O Encontro do Cadáver
De acordo com o boletim de ocorrência, o cadáver foi descoberto por volta das 11h20 por um grupo de três militares das Forças Armadas que realizavam uma caminhada pela região. Ao chegarem ao final da trilha, os trilheiros avistaram o homem sentado, já sem sinais vitais, e acionaram imediatamente a Polícia Militar via 190.

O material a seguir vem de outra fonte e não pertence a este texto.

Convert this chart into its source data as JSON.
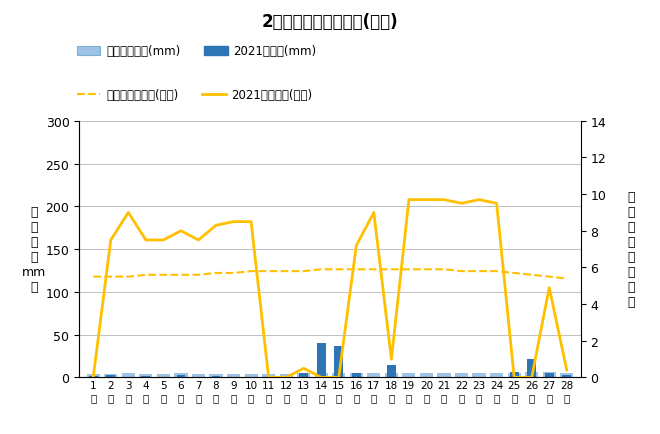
{
  "title": "2月降水量・日照時間(日別)",
  "days": [
    1,
    2,
    3,
    4,
    5,
    6,
    7,
    8,
    9,
    10,
    11,
    12,
    13,
    14,
    15,
    16,
    17,
    18,
    19,
    20,
    21,
    22,
    23,
    24,
    25,
    26,
    27,
    28
  ],
  "precip_2021": [
    2,
    3,
    0,
    2,
    0,
    3,
    0,
    2,
    0,
    0,
    0,
    0,
    5,
    40,
    37,
    5,
    0,
    15,
    0,
    0,
    0,
    0,
    0,
    0,
    6,
    22,
    5,
    3
  ],
  "precip_avg": [
    4,
    4,
    5,
    4,
    4,
    5,
    4,
    4,
    4,
    4,
    4,
    4,
    5,
    5,
    5,
    5,
    5,
    5,
    5,
    5,
    5,
    5,
    5,
    5,
    5,
    6,
    6,
    5
  ],
  "sunshine_2021": [
    0,
    7.5,
    9.0,
    7.5,
    7.5,
    8.0,
    7.5,
    8.3,
    8.5,
    8.5,
    0,
    0,
    0.5,
    0,
    0,
    7.2,
    9.0,
    1.0,
    9.7,
    9.7,
    9.7,
    9.5,
    9.7,
    9.5,
    0,
    0,
    4.9,
    0.4
  ],
  "sunshine_avg": [
    5.5,
    5.5,
    5.5,
    5.6,
    5.6,
    5.6,
    5.6,
    5.7,
    5.7,
    5.8,
    5.8,
    5.8,
    5.8,
    5.9,
    5.9,
    5.9,
    5.9,
    5.9,
    5.9,
    5.9,
    5.9,
    5.8,
    5.8,
    5.8,
    5.7,
    5.6,
    5.5,
    5.4
  ],
  "precip_color": "#2E75B6",
  "precip_avg_color": "#9DC3E6",
  "sunshine_color": "#FFC000",
  "sunshine_avg_color": "#FFC000",
  "ylim_left": [
    0,
    300
  ],
  "ylim_right": [
    0,
    14
  ],
  "yticks_left": [
    0,
    50,
    100,
    150,
    200,
    250,
    300
  ],
  "yticks_right": [
    0,
    2,
    4,
    6,
    8,
    10,
    12,
    14
  ],
  "legend_precip_avg": "降水量平年値(mm)",
  "legend_precip_2021": "2021降水量(mm)",
  "legend_sunshine_avg": "日照時間平年値(時間)",
  "legend_sunshine_2021": "2021日照時間(時間)",
  "bg_color": "#FFFFFF",
  "plot_bg_color": "#FFFFFF"
}
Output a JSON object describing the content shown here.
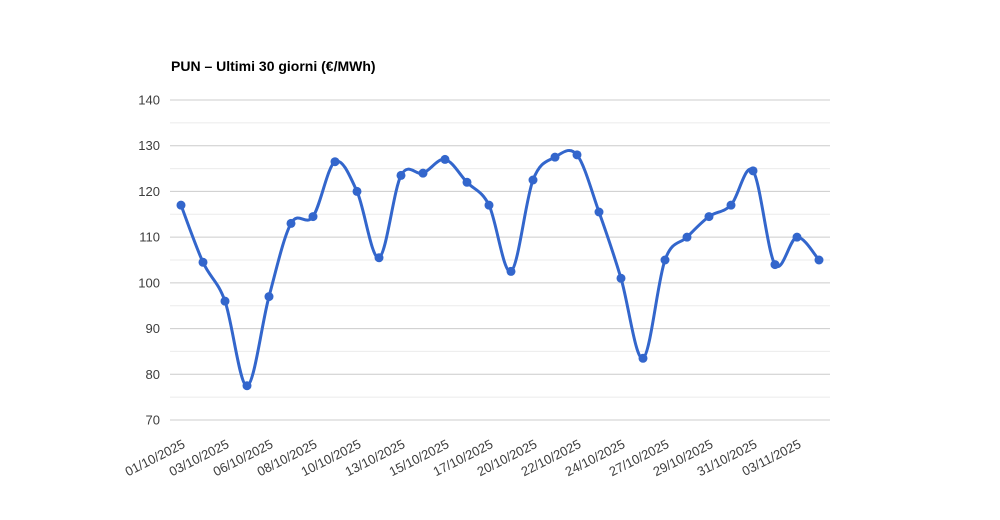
{
  "chart_data": {
    "type": "line",
    "title": "PUN – Ultimi 30 giorni (€/MWh)",
    "ylabel": "",
    "xlabel": "",
    "series": [
      {
        "name": "PUN",
        "color": "#3366cc",
        "values": [
          117,
          104.5,
          96,
          77.5,
          97,
          113,
          114.5,
          126.5,
          120,
          105.5,
          123.5,
          124,
          127,
          122,
          117,
          102.5,
          122.5,
          127.5,
          128,
          115.5,
          101,
          83.5,
          105,
          110,
          114.5,
          117,
          124.5,
          104,
          110,
          105
        ]
      }
    ],
    "x_tick_labels": [
      "01/10/2025",
      "03/10/2025",
      "06/10/2025",
      "08/10/2025",
      "10/10/2025",
      "13/10/2025",
      "15/10/2025",
      "17/10/2025",
      "20/10/2025",
      "22/10/2025",
      "24/10/2025",
      "27/10/2025",
      "29/10/2025",
      "31/10/2025",
      "03/11/2025"
    ],
    "x_tick_every": 2,
    "y_ticks": [
      70,
      80,
      90,
      100,
      110,
      120,
      130,
      140
    ],
    "y_minor_ticks": [
      75,
      85,
      95,
      105,
      115,
      125,
      135
    ],
    "ylim": [
      70,
      140
    ],
    "grid": {
      "on": true,
      "major_color": "#cccccc",
      "minor_color": "#ebebeb"
    },
    "axis_text_color": "#3d3d3d",
    "legend": "none",
    "smooth": true,
    "point_radius": 4.5,
    "line_width": 3
  }
}
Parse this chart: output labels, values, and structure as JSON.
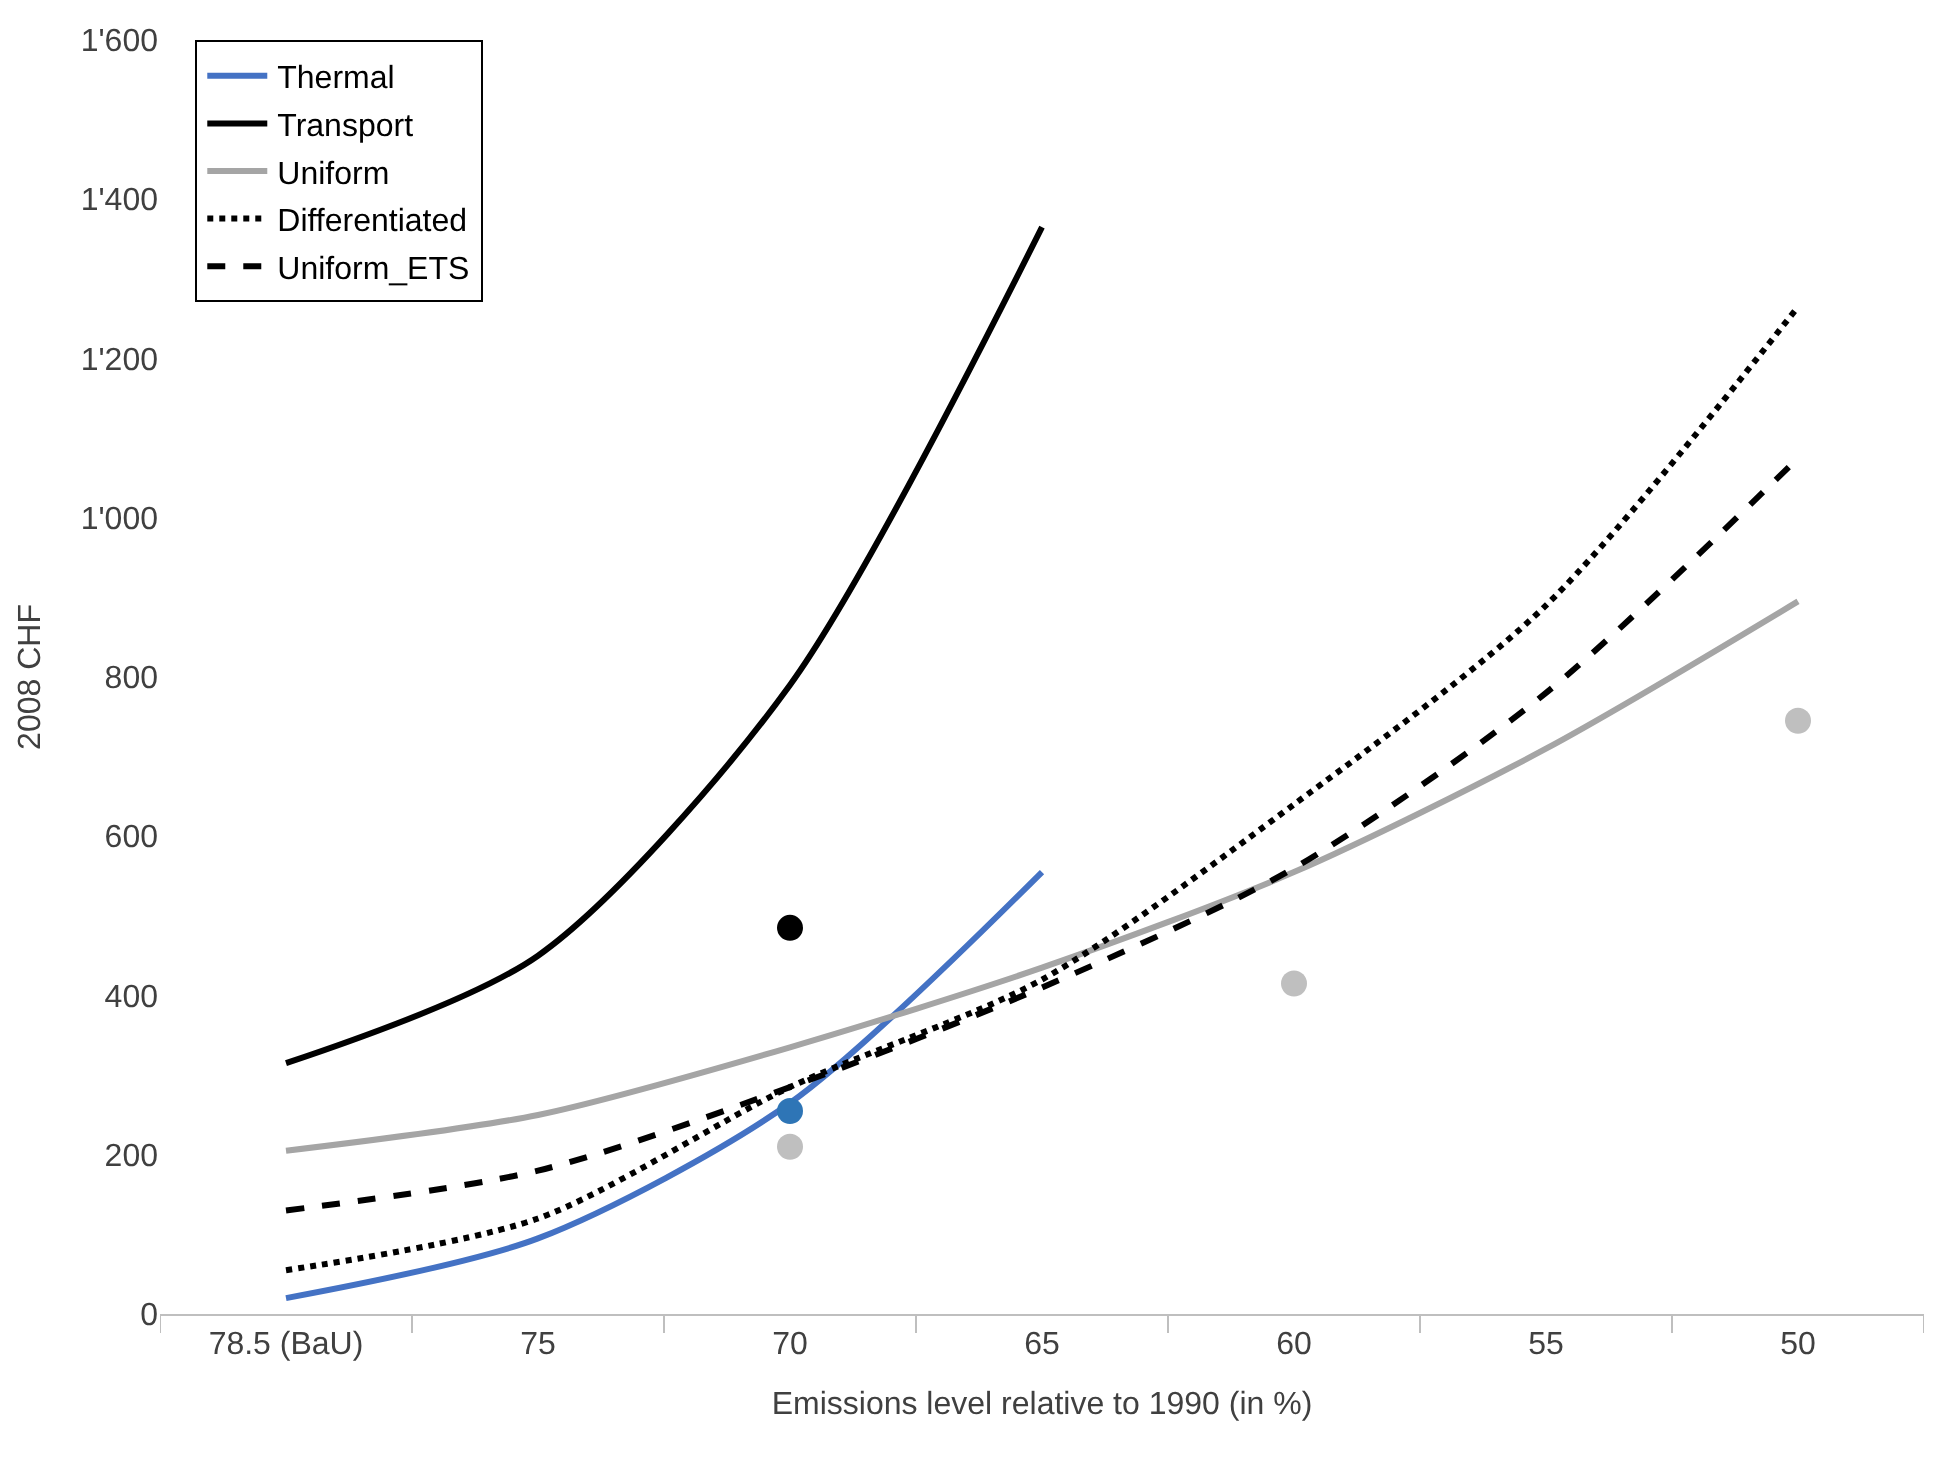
{
  "chart_data": {
    "type": "line",
    "xlabel": "Emissions level relative to 1990 (in %)",
    "ylabel": "2008 CHF",
    "categories": [
      "78.5 (BaU)",
      "75",
      "70",
      "65",
      "60",
      "55",
      "50"
    ],
    "ylim": [
      0,
      1600
    ],
    "yticks": [
      0,
      200,
      400,
      600,
      800,
      {
        "value": 1000,
        "label": "1'000"
      },
      {
        "value": 1200,
        "label": "1'200"
      },
      {
        "value": 1400,
        "label": "1'400"
      },
      {
        "value": 1600,
        "label": "1'600"
      }
    ],
    "grid": false,
    "legend": "top left",
    "marker": "none",
    "series": [
      {
        "name": "Thermal",
        "color": "#4472c4",
        "line_style": "solid",
        "values": [
          20,
          95,
          265,
          555,
          null,
          null,
          null
        ]
      },
      {
        "name": "Transport",
        "color": "#000000",
        "line_style": "solid",
        "values": [
          315,
          450,
          790,
          1365,
          null,
          null,
          null
        ]
      },
      {
        "name": "Uniform",
        "color": "#a5a5a5",
        "line_style": "solid",
        "values": [
          205,
          250,
          335,
          435,
          555,
          710,
          895
        ]
      },
      {
        "name": "Differentiated",
        "color": "#000000",
        "line_style": "dotted",
        "values": [
          55,
          120,
          285,
          420,
          640,
          890,
          1265
        ]
      },
      {
        "name": "Uniform_ETS",
        "color": "#000000",
        "line_style": "dashed",
        "values": [
          130,
          180,
          285,
          410,
          560,
          780,
          1075
        ]
      },
      {
        "type": "scatter",
        "marker": "circle",
        "color": "#000000",
        "x": [
          "70"
        ],
        "values": [
          485
        ]
      },
      {
        "type": "scatter",
        "marker": "circle",
        "color": "#2e75b6",
        "x": [
          "70"
        ],
        "values": [
          255
        ]
      },
      {
        "type": "scatter",
        "marker": "circle",
        "color": "#bfbfbf",
        "x": [
          "70",
          "60",
          "50"
        ],
        "values": [
          210,
          415,
          745
        ]
      }
    ]
  }
}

Equipes da Polícia Militar, Polícia Civil e da Perícia Científica isolaram a área para realizar os primeiros levantamentos técnicos. Devido às condições de difícil acesso do terreno geográfico, o Corpo de Bombeiros Militar foi acionado e utilizou técnicas de rapel e cordas para resgatar e içar o corpo do local.
Investigação e Perícia
Segundo as informações preliminares divulgadas pelos peritos, não foram encontrados vestígios ou sinais de pólvora na cena do crime, o que demanda exames de necropsia complementares para determinar se o ferimento na cabeça foi provocado por um disparo de arma de fogo ou por um golpe com objeto contundente. A principal linha de investigação sugere que a vítima foi transportada sob restrição de liberdade até a cachoeira e executada diretamente no local.
Como o homem não portava nenhum documento de identificação pessoal, carteira ou pertences, os peritos criminais coletaram as impressões digitais do cadáver para a realização de uma perícia datiloscópica, visando descobrir sua identidade nos bancos de dados do Estado.
O caso foi registrado oficialmente como homicídio qualificado na Delegacia de Pronto Atendimento Comunitário (Depac) e as investigações seguem em andamento para identificar os autores e a motivação do crime.